- Genres: Country
- Occupation: Singers-songwriters
- Years active: 2013–present
- Website: https://dozzimusic.net//

= Dozzi =

Australian sibling musical trio

Dozzi is an Australian trio of singers and songwriters, founded by sisters, Andrea, Jesse, and Nina Dozzi. Vocalist duties are shared by each of the sisters. Andrea plays mandolin, Jesse guitar, and Nina on keys.

== Early life ==

Andrea, Jesse, and Nina Dozzi grew up in a musical home in Brisbane, Australia. Their parents, Mark and Sharon Dozzi, met while playing music and formed the band Small Torque in the 1980s. Both parents were full time musicians. The girls sang along with Sharon and helped her learn cover songs by recording the music and writing down the lyrics. Mark is a guitarist, multi-instrumentalist, and songwriter. They wrote songs during the day and performed at night. The girls, along with three other siblings, Caleb, Jordan, and Georgia, spent much of their childhood backstage. The girls all play guitar and keys because the instruments were available to them at home.

The Dozzi sisters moved to Nashville, Tennessee in 2016 to pursue their music careers.

== Music career ==
In 2013, Dozzi won the Australian Country Music People's Choice Award for Best Video Clip for "Love Away The Bad Days".

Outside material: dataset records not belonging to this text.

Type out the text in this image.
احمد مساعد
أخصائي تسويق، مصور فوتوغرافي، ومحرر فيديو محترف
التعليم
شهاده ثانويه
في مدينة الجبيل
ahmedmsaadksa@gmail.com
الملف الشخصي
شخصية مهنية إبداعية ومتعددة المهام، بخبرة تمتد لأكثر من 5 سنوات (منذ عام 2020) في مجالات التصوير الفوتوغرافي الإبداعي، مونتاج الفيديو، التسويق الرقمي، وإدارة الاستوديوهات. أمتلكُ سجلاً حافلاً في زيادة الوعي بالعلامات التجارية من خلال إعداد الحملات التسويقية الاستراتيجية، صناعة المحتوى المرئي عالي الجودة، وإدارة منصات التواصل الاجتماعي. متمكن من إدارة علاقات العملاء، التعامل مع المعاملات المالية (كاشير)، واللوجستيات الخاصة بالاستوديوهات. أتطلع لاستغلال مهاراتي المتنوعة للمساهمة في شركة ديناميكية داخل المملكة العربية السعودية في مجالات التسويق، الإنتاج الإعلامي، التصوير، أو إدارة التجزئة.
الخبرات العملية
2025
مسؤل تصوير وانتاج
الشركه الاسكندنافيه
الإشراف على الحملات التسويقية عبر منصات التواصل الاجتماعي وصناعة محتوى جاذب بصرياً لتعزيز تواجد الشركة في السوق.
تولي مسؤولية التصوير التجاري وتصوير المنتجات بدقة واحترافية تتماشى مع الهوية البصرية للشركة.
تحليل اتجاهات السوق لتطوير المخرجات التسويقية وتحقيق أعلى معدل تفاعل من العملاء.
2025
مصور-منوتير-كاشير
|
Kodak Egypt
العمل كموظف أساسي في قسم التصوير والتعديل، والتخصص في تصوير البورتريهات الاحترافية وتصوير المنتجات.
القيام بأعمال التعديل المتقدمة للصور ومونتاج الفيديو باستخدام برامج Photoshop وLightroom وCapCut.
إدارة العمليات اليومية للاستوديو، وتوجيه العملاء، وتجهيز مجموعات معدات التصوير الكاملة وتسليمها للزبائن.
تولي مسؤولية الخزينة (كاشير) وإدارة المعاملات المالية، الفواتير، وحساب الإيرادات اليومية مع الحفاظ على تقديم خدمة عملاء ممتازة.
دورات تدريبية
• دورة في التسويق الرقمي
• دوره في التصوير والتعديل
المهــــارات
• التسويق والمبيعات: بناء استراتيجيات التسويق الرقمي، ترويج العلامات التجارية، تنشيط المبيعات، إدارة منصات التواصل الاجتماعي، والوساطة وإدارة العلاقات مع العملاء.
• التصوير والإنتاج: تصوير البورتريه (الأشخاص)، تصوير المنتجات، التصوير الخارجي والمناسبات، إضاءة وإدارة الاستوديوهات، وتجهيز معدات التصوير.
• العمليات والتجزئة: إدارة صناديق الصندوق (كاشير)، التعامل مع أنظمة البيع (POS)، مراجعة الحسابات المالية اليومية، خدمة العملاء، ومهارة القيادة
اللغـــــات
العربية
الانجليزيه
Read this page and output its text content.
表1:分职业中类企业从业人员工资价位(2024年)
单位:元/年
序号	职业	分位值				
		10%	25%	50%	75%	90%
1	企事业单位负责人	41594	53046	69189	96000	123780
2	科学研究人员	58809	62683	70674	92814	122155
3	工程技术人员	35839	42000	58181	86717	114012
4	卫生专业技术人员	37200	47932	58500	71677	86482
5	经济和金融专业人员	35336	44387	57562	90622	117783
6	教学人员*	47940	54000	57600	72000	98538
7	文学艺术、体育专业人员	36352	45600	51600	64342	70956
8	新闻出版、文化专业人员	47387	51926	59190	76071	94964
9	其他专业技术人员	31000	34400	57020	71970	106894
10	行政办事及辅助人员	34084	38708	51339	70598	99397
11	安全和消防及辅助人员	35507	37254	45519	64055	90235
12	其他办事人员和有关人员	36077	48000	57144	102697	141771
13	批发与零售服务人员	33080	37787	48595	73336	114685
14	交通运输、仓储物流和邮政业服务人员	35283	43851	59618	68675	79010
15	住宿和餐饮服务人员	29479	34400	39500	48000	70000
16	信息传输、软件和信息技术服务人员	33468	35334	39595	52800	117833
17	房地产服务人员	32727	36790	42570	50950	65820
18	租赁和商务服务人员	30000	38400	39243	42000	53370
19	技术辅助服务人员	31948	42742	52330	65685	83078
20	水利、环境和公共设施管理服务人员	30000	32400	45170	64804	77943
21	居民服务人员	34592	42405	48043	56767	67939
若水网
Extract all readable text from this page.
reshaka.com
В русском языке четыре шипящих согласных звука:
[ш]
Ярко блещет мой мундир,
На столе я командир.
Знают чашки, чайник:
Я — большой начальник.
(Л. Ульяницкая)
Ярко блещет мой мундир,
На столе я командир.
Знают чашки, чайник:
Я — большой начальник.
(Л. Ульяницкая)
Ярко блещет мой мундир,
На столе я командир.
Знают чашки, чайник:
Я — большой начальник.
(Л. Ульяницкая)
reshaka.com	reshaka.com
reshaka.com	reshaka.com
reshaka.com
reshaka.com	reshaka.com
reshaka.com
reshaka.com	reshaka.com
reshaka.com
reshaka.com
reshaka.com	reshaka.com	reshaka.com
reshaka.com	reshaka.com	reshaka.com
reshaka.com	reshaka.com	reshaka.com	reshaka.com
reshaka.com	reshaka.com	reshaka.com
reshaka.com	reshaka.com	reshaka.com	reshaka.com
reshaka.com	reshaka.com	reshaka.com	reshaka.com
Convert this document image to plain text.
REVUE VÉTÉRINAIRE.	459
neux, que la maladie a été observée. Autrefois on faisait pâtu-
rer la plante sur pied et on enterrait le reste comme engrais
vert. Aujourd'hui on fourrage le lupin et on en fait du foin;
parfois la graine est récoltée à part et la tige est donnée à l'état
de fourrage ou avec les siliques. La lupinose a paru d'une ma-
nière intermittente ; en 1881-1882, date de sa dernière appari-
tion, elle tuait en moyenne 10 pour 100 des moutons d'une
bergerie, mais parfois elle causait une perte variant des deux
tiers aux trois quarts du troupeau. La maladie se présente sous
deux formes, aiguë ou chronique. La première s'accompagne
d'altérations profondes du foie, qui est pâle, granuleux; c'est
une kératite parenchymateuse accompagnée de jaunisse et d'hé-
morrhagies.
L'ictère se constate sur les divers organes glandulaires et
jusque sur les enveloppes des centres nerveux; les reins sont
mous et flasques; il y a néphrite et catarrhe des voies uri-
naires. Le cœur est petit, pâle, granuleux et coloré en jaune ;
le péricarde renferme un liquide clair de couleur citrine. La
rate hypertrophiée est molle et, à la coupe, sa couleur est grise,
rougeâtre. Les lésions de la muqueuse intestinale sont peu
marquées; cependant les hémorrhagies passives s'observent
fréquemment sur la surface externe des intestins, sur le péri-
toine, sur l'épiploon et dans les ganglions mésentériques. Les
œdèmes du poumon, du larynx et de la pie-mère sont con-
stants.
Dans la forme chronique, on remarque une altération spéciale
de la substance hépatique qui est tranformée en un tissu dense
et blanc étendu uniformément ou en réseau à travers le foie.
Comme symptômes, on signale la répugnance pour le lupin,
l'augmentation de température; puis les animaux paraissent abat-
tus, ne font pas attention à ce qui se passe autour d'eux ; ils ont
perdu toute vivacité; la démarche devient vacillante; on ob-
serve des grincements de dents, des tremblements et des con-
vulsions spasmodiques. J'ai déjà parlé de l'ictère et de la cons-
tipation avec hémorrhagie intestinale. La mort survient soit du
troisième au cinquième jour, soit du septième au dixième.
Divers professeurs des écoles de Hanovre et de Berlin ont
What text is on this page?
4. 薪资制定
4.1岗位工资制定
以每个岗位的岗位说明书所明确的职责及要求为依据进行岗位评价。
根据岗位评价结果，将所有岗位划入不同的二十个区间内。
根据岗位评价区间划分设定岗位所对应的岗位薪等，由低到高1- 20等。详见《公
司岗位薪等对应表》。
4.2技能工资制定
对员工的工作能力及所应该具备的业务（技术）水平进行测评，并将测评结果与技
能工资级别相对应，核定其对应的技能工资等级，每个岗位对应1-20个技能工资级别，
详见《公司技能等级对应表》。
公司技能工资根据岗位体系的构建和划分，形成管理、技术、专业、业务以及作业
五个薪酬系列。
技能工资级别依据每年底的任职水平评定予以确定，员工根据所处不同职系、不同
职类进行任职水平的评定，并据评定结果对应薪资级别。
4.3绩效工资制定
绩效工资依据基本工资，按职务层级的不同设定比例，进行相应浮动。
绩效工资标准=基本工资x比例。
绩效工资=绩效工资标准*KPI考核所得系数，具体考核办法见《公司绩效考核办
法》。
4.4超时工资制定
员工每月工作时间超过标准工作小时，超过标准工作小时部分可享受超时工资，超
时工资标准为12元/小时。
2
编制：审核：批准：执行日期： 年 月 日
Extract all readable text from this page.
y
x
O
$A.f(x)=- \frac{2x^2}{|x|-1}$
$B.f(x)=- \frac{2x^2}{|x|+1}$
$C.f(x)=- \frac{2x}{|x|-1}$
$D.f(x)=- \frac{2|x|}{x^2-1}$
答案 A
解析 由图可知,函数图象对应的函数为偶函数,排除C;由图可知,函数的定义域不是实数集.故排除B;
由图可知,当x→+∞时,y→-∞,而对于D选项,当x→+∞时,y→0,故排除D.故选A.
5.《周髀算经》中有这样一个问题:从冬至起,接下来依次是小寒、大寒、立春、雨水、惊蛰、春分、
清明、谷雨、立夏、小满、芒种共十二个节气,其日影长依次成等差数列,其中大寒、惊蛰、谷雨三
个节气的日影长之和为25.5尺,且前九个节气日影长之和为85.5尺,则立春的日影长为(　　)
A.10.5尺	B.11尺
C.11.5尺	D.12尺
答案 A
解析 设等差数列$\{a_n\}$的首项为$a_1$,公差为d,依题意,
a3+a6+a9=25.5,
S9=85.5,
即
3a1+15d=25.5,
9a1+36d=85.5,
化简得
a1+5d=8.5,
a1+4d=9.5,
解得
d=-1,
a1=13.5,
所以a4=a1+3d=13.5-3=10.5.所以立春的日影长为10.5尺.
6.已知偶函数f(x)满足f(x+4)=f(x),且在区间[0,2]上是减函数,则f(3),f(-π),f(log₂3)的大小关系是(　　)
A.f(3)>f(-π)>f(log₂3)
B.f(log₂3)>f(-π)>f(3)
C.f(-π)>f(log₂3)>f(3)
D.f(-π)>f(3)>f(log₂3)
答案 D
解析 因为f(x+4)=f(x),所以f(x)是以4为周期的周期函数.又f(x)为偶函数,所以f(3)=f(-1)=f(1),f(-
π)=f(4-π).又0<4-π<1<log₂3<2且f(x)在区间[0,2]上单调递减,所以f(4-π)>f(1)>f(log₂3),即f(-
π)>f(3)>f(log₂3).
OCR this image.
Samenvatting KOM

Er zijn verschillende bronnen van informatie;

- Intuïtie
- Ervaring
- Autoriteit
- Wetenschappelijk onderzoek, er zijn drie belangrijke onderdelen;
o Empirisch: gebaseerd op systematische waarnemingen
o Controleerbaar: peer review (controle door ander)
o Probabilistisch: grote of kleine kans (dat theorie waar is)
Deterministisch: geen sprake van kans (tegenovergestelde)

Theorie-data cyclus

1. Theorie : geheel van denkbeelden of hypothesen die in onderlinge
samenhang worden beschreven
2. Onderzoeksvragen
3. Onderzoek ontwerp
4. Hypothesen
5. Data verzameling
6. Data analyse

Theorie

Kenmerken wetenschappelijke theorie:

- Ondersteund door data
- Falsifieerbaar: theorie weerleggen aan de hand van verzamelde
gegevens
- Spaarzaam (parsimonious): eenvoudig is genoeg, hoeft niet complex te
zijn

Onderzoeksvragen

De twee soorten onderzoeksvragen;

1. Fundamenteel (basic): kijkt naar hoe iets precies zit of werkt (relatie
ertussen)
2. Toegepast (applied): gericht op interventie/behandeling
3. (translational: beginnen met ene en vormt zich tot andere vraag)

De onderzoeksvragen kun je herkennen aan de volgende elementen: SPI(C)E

In 2014, Dozzi released the single "I Need You Tonight", a duet with Drew McAlister, as a teaser to their debut album Risk It All. I Need You Tonight won the trio's second People's Choice Award in 2015 for Best Video Clip and topped the Australian Country Music Charts at number one. Their next single, Weakness, saw chart success as well.

In 2019, they released an EP, Worth The Wait, produced by Eric Torres. The EP contains Dozzi's first Nashville-produced singles: "Fools", "Ramones T-Shirt", and the title track, "Worth The Wait". "Fools", received critical acclaim from Rolling Stone, who named the song one of the "10 Best Country and Americana Songs to Hear Now". Ramones T-Shirt was placed in rotation on Australian radio and CMC. The video for Worth The Wait premiered on CMT.

The video for Dozzi's 2021 single, "Messy" has been placed in rotation on CMT. The video is Dozzi's first underwater music video, filmed by CreateWell LLC.